Public Resource
From the suites to the streets: Examining the range of behaviors and attitudes of international climate activists
Boucher et al., Energy Research & Social Science

Inspired by previous protest movements, climate activists began taking to the streets in the fall of 2018, revitalizing and reshaping the three-decade-old climate activist movement. This metamorphosis in climate activism, which has led millions around the world to participate in climate strikes and protests, is reflected in the composition of the activists themselves, who the media frequently portray as primarily young and female. In order to better understand this new and evolving landscape, we surveyed self-identifying climate activists. Our survey provides an overview of current climate activists, their attitudes, priorities, and actions. Here we map our findings, delineating differences based on gender, age, and geography. Our results indicate that the media’s focus on young female activists is warranted (at least in Europe and North America) and we find that while activists share a commitment toward rapid and substantial reduction of greenhouse gases, their attitudes and actions taken to address climate change can significantly differ by demographic group. 

Key Findings

  • Younger respondents were more likely to be women whereas older respondents were more likely to be men. 
  • 43% of our respondents were under 34 years old; 25% were between 25 and 34 years old; and 18% were under 24.
  • In contrast to male activists, female activists made careful purchasing choices based on climate and environmental considerations, choosing more sustainable brands, purchasing and recycling used materials such as clothing. They were also more likely to be vegetarian. Women were also more pessimistic about our ability to respond to climate change and also more likely to be concerned with the impact of climate change on poor and vulnerable populations.
  • When it comes to where activists have gained their understanding of climate issues, learning in schools ranked consistently and significantly as the least important source across all age groups. Respondents instead indicated that they learn more from their own study, from scientists, and from their peers.
  • Activists under 24 were significantly more likely to be vegetarian or vegan.

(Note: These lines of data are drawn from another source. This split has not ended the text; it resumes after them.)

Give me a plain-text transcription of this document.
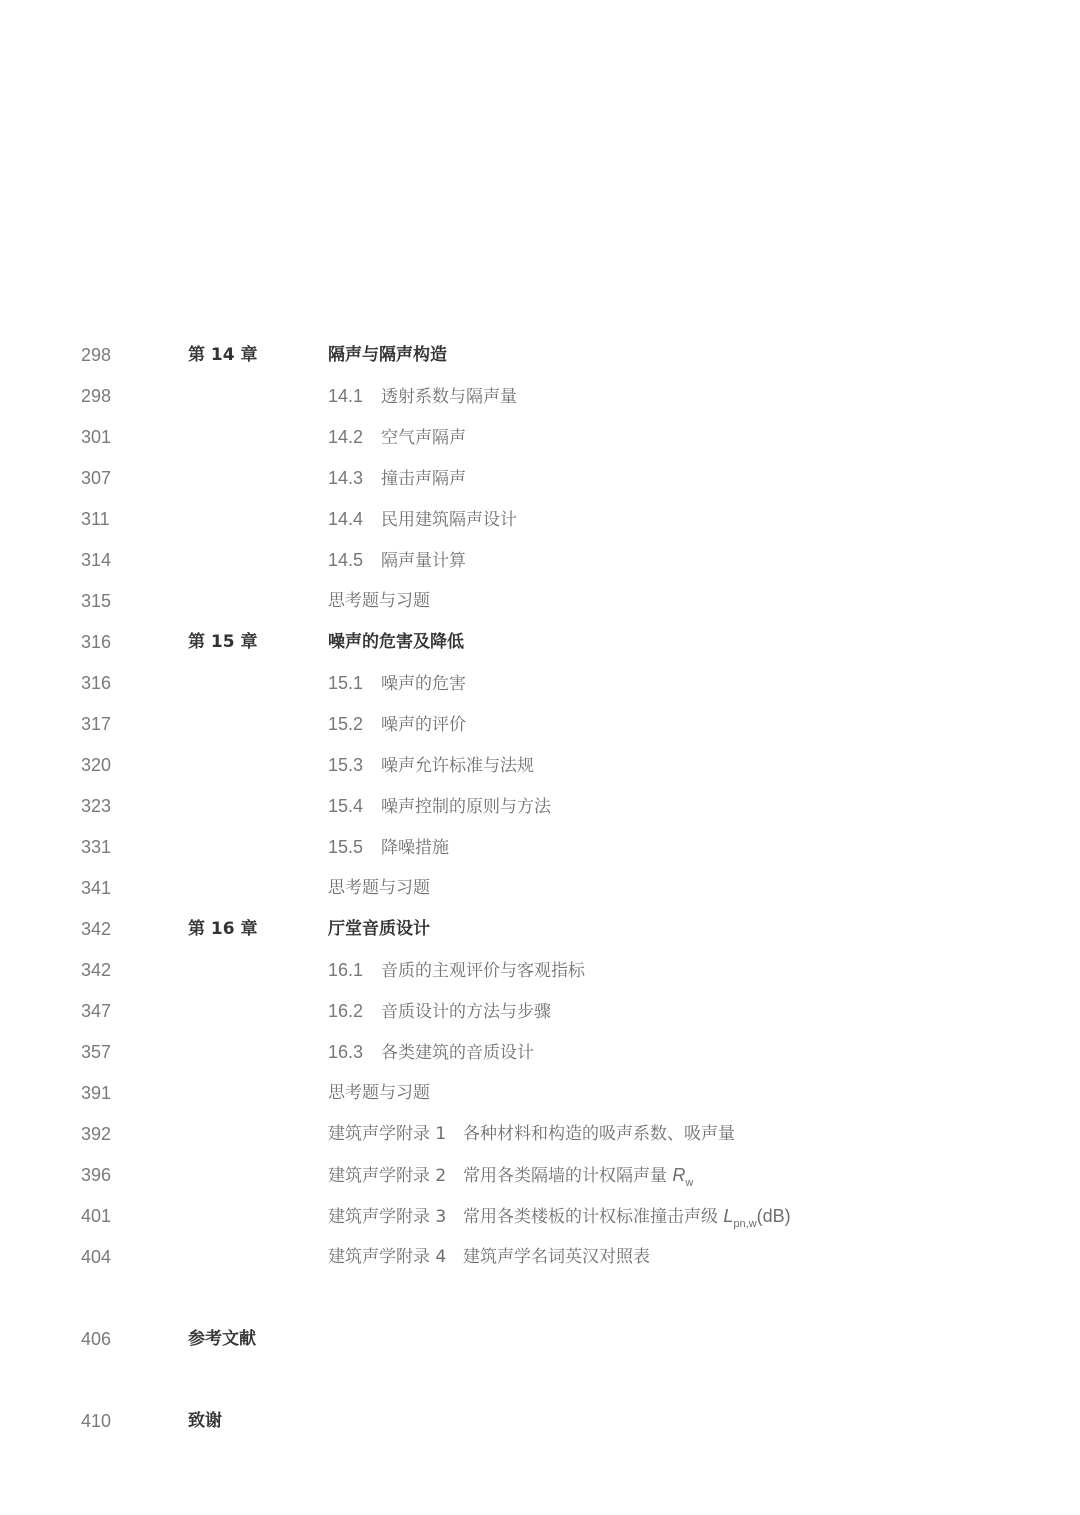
298	第 14 章	隔声与隔声构造
298	14.1 透射系数与隔声量
301	14.2 空气声隔声
307	14.3 撞击声隔声
311	14.4 民用建筑隔声设计
314	14.5 隔声量计算
315	思考题与习题
316	第 15 章	噪声的危害及降低
316	15.1 噪声的危害
317	15.2 噪声的评价
320	15.3 噪声允许标准与法规
323	15.4 噪声控制的原则与方法
331	15.5 降噪措施
341	思考题与习题
342	第 16 章	厅堂音质设计
342	16.1 音质的主观评价与客观指标
347	16.2 音质设计的方法与步骤
357	16.3 各类建筑的音质设计
391	思考题与习题
392	建筑声学附录 1 各种材料和构造的吸声系数、吸声量
396	建筑声学附录 2 常用各类隔墙的计权隔声量 $R_w$
401	建筑声学附录 3 常用各类楼板的计权标准撞击声级 $L_{pn,w}(dB)$
404	建筑声学附录 4 建筑声学名词英汉对照表
406	参考文献
410	致谢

Both those under 24, as well as those between 25 and 34, were significantly more likely to indicate that they were ‘not confident’ that we would be able to ‘prevent the worst impacts’ of climate change and that ‘serious effects will occur that mainly impact poor and vulnerable populations’.  Although climate activists of all ages responded that they participate in public marches, survey results indicated that those under 25 were significantly more likely to participate in school strikes and were more involved in climate related school and/or community activities.
  • Most (90%) reported that they have communicated with others about climate change, limited waste, including food waste (87%), conserved energy (83%), and made careful purchases (78%). Roughly a third (32%) indicated they had divested their own finances from institutions and funds tied to fossil fuels. A majority indicated they had reduced meat and dairy (52%), while about third had become vegetarian (22%) or vegan (10%).
  • A strong majority (70%) had participated in public protests and in climate strikes (43%). Nearly a quarter had participated in ‘civil disobedience’ (23%), and a small minority (4%) indicated they had been involved with ‘uncivil disobedience’, both of which were undefined.